Unambiguous opinions in lawfare land

I have written previously on lawfare: the process by which barrister’s opinions are published to support one side or other in a dispute, especially one involving politics and law. The rules on barristers opining in public, including on litigation they may be instructed in, have been liberalised. Barristers may now give opinions publicly as long as they do not compromise their other professional obligations: including, it being in the best interests of the client; and, the barrister not bringing the profession into disrepute, acting with independence and integrity, and not knowingly or recklessly misleading anyone.  It seems to me almost inevitable that such opinions blur advocacy and opinion giving in discomforting ways.

The barrister, Gordon Exall, has a very interesting post on Advising on risk in litigation about the giving of advice on the merits and the construction of documents. He points out that, when advising on the merits of a case, and in particular on the construction of documents, the courts have opined that as well as lawyers giving their view of the correct construction they ought also to give their view on the possibility and risk of their construction being wrong.  In Hermann v Withers LLP [2012] PNLR 28, advice on a “somewhat arcane point of property law”, which included the construction of a document, held the solicitors, “should have advised, that the correct legal answer was open to significant argument. They should not have advised in unequivocal terms but should have warned of the existence of the contrary arguments.” And in, Levicom International Holdings BV v Linklaters [2010] PNLR 29 Burnton LJ held that, “the solicitors could not sensibly have advised that the meaning of the document was “clear” and they ought to have given a balanced view of the rival arguments particularly in the context of potential arbitration proceedings.”

With that in mind, I re-read Michael Mansfield QCs opinion (the Huffington post claims this is the full opinion) on the Labour Party election with added interest. It begins with these words:

1.We are instructed by the General Secretary of Unite the Union to advise on whether the incumbent leader of the Labour Party should be automatically on the ballot paper in the event that there is a challenge to his leadership resulting in an election

It ends with these words :

The rules by which the Labour Party is governed are unambiguous; the leader does not require any signatures to be nominated in a leadership election where there is a potential challenger to the leadership.

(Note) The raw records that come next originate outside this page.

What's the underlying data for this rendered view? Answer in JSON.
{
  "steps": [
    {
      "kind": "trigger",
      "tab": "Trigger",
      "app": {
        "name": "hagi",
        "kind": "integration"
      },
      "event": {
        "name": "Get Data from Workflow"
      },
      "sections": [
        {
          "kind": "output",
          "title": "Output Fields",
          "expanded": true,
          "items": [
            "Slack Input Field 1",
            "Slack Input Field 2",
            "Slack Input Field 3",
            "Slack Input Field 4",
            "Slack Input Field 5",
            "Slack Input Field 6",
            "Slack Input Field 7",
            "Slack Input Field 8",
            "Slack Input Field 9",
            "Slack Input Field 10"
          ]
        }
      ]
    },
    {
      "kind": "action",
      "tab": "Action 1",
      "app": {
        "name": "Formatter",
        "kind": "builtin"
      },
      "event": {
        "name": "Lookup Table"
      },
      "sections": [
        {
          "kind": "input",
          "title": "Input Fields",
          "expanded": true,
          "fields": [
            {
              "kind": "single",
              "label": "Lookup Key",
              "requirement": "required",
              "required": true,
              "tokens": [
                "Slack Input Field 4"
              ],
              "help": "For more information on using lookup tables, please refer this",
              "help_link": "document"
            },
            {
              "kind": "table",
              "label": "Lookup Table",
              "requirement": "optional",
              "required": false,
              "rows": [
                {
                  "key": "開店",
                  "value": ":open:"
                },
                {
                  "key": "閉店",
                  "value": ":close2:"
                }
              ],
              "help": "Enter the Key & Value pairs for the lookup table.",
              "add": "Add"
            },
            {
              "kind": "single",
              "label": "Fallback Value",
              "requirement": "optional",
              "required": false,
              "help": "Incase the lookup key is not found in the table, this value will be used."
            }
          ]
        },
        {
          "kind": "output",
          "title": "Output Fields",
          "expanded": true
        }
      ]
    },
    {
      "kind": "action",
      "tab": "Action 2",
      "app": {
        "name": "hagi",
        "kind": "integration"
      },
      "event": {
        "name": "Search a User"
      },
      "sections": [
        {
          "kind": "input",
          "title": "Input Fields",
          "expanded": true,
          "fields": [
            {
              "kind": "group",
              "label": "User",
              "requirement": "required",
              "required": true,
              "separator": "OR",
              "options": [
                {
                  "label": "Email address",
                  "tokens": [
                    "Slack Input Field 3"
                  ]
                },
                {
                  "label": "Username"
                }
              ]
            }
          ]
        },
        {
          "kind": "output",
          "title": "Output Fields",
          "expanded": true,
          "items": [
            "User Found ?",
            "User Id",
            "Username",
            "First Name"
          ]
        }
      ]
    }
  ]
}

There is some consideration of alternative constructions of the rules in the body of the opinion itself, albeit rather quickly dismissed.  By way of contrast, for a longer more thoughtful take on the arguments for alternative constructions, see this post by Carl Gardner.  Interestingly, Carl also argues how the rules can lawfully be varied to keep Mr Corbyn off the ballot. Variation is not an argument contemplated in the Mansfield advice. Perhaps this is because the question was narrower, “should” Mr Corbyn be kept of the ballot, not “could” he lawfully be kept of the ballot; perhaps Mr Mansfield did not think of the argument or thought it so fanciful it did not merit consideration; or perhaps it is because any legal position is usually more ambiguous than lawfare suggests it is.